Hormis l’enseignement à distance sur programme français via le CNED en parallèle d’une inscription dans le système britannique, il existe les associations FLAM (Français Langue Maternelle) pour les enfants à partir de 5 ans. L’enseignement est généralement dispensé par des parents d’élèves essentiellement bénévoles ayant des diplômes d’enseignement, le samedi matin ou en fin de journée en semaine. On en dénombre aujourd’hui une cinquantaine qui accueillent 4 250 enfants, faisant du Royaume-Uni le premier réseau FLAM au monde.

 

Ces écoles FLAM sont regroupées depuis 2013 au sein du Parapluie Flam (www.parapluieflam.org/carte), à l’initiative de l’Ambassade de France à Londres.
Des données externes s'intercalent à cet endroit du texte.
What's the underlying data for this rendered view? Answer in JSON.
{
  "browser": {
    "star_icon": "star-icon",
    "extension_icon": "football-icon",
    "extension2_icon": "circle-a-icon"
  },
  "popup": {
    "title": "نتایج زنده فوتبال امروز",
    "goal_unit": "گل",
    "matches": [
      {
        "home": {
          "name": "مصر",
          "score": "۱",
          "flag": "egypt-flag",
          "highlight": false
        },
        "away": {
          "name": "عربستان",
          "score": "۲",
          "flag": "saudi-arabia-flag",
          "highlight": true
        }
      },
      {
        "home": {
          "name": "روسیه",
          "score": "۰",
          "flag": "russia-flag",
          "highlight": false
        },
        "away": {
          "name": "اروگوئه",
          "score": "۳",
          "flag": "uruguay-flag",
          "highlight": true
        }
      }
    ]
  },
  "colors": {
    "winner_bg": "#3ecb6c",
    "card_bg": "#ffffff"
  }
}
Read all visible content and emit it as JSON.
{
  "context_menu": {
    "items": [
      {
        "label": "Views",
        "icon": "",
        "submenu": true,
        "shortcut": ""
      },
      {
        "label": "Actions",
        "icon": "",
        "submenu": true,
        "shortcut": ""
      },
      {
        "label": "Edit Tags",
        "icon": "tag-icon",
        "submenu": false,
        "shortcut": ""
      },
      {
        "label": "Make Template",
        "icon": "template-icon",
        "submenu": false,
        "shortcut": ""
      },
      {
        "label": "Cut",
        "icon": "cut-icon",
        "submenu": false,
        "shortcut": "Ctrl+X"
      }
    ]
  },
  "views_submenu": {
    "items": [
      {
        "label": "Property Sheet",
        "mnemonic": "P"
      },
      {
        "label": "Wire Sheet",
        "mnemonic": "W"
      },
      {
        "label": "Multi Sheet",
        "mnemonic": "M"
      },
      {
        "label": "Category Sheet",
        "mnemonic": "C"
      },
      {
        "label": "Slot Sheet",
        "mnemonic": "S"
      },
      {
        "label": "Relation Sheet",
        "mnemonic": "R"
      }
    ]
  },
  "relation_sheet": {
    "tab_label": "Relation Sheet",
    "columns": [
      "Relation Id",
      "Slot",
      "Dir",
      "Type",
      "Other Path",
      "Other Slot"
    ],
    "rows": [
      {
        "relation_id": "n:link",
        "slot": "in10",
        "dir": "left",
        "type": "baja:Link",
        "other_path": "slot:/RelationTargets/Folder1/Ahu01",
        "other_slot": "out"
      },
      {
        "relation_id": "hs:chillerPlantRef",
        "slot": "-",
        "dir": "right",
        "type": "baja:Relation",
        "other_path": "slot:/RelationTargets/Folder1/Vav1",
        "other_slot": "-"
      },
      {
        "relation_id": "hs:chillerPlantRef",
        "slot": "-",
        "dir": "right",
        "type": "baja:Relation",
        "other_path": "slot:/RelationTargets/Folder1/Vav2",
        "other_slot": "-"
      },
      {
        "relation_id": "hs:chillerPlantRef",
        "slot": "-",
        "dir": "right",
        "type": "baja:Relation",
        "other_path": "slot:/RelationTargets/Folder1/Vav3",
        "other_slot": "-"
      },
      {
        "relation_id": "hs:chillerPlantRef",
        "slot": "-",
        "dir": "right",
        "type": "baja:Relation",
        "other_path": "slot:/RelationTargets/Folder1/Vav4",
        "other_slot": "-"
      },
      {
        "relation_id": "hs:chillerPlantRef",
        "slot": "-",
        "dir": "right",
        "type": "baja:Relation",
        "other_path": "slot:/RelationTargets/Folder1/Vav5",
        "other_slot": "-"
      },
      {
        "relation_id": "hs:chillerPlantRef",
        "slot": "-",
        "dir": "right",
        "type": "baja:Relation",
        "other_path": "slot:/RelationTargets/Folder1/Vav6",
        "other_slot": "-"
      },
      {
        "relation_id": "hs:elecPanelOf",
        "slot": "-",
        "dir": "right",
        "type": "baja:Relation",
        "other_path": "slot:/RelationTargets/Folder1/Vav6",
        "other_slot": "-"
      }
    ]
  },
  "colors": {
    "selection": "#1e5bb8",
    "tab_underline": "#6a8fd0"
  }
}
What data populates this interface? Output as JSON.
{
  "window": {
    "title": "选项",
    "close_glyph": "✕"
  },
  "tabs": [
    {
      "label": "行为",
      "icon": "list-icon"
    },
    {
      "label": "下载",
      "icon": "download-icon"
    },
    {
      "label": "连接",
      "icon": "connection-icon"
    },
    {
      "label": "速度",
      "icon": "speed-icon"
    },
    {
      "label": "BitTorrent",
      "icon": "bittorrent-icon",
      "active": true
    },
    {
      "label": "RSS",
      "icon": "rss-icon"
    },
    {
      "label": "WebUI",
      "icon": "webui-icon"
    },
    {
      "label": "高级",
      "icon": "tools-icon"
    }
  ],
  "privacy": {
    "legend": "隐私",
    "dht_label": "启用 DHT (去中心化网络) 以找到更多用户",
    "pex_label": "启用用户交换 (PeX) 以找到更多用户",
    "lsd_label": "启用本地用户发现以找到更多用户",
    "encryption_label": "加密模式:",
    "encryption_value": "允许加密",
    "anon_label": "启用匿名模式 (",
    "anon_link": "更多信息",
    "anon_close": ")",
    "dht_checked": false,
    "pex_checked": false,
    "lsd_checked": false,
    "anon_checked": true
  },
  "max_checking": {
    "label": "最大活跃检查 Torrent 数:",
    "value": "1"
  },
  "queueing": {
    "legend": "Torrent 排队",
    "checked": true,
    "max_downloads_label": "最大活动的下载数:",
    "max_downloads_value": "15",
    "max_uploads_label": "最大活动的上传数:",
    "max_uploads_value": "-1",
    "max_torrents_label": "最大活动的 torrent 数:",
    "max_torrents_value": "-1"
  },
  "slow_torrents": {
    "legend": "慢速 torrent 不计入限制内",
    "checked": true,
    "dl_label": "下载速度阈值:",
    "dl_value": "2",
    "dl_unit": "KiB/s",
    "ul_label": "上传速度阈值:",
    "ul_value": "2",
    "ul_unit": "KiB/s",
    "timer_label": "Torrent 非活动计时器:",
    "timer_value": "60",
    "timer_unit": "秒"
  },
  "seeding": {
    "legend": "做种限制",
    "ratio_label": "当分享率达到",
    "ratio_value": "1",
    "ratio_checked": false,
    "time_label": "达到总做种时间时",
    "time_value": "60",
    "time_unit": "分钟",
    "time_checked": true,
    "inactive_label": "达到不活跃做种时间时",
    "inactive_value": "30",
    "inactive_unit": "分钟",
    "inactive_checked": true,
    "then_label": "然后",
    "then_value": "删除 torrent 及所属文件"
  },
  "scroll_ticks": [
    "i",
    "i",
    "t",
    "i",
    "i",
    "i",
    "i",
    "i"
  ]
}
Cette organisation caritative (charity) a pour objet de fédérer les structures FLAM et de leur apporter un conseil pédagogique, administratif et juridique. Le financement de ces associations est principalement privé, bien que certaines disposent de fonds attribués par l’AEFE et puissent déposer des demandes de subventions auprès du fonds STAFE (fonds de soutien du tissu associatif des Français à l’étranger).

 

L’apprentissage du français n’est bien évidemment pas réservé aux enfants français. Comment s’orchestrent la promotion de la langue française et l’offre de scolarisation dans ce contexte ?

 

Les services culturels sont chargés d’assurer la promotion de la culture et de la langue françaises à l’étranger, notamment à travers le réseau d’établissements français homologués et la coopération éducative et linguistique bilatérale.

 

Au Royaume-Uni, les élèves de nationalité française représentent près de 80 % des effectifs – ce taux est en moyenne de 40 % dans le reste du réseau mondial de l’AEFE. Les élèves britanniques et étrangers tiers (francophones ou non) représentent donc 20 % des effectifs. Les élèves non francophones bénéficient d’un accompagnement pour se mettre à niveau en français.

 

A noter, le cas particulier des écoles primaires de Wix (Clapham) et de Marie d’Orliac (Fulham) dans lesquelles il existe un cursus croisé d’enseignement bilingue (français/anglais) à parité horaire mis en place avec l’établissement anglais qui partage les locaux.

 

La promotion du français ne se limite toutefois pas à ce seul réseau homologué et revêt de nombreuses formes.

 

Au Royaume-Uni, l’apprentissage d’une langue étrangère n’est plus obligatoire au-delà de 14 ans. Le développement de partenariats avec des établissements scolaires britanniques, le soutien à la formation continue des enseignants de français et la mise en place de sections bilingues francophones au sein d’établissements d’État dans le respect du programme scolaire britannique sont des moyens de pallier cette situation. On recense ainsi une dizaine d’établissements au Royaume-Uni soutenus par l’Ambassade de France, parmi lesquels l’école primaire anglaise Shaftesbury Park School, à Londres, qui vient d’obtenir – et c’est une première au Royaume-Uni – à la rentrée 2018 le LabelFrancÉducation.

 

Les nombreux projets pédagogiques et manifestations culturelles proposés par l’Institut français du Royaume-Uni (IFRU) aux écoles de tout le pays sont également des outils de mise en valeur et de diffusion de la langue française. Ainsi, par exemple, chaque année sont organisées des joutes oratoires lycéennes et universitaires (Franco-Débat UK www.francodebatsuk.wixsite.com/fduk) pour les jeunes britanniques et étrangers qui débattent de sujets d’actualité et font alors preuve d’une incroyable maîtrise de la langue de Molière et de l’art oratoire. En 2019, les élèves britanniques auront aussi l’occasion de montrer leurs talents créatifs dans le cadre de la French Pop Video Competition (www.francophonieuk.com/francophonie/francophonie-2019/french-pop-video-competition) qui se conclura par une cérémonie de remise des prix et un concert à l’Institut français au mois de juin. La programmation très riche de l’IFRU et la collaboration avec les écoles sont indéniablement des vecteurs des diverses facettes de la francophonie.

 

Vivre à l’étranger est une chance incroyable. Les bénéfices qui résultent de la mixité des élèves et des échanges interculturels sont autant d’atouts que nos jeunes possèderont pour aborder leur vie d’adulte.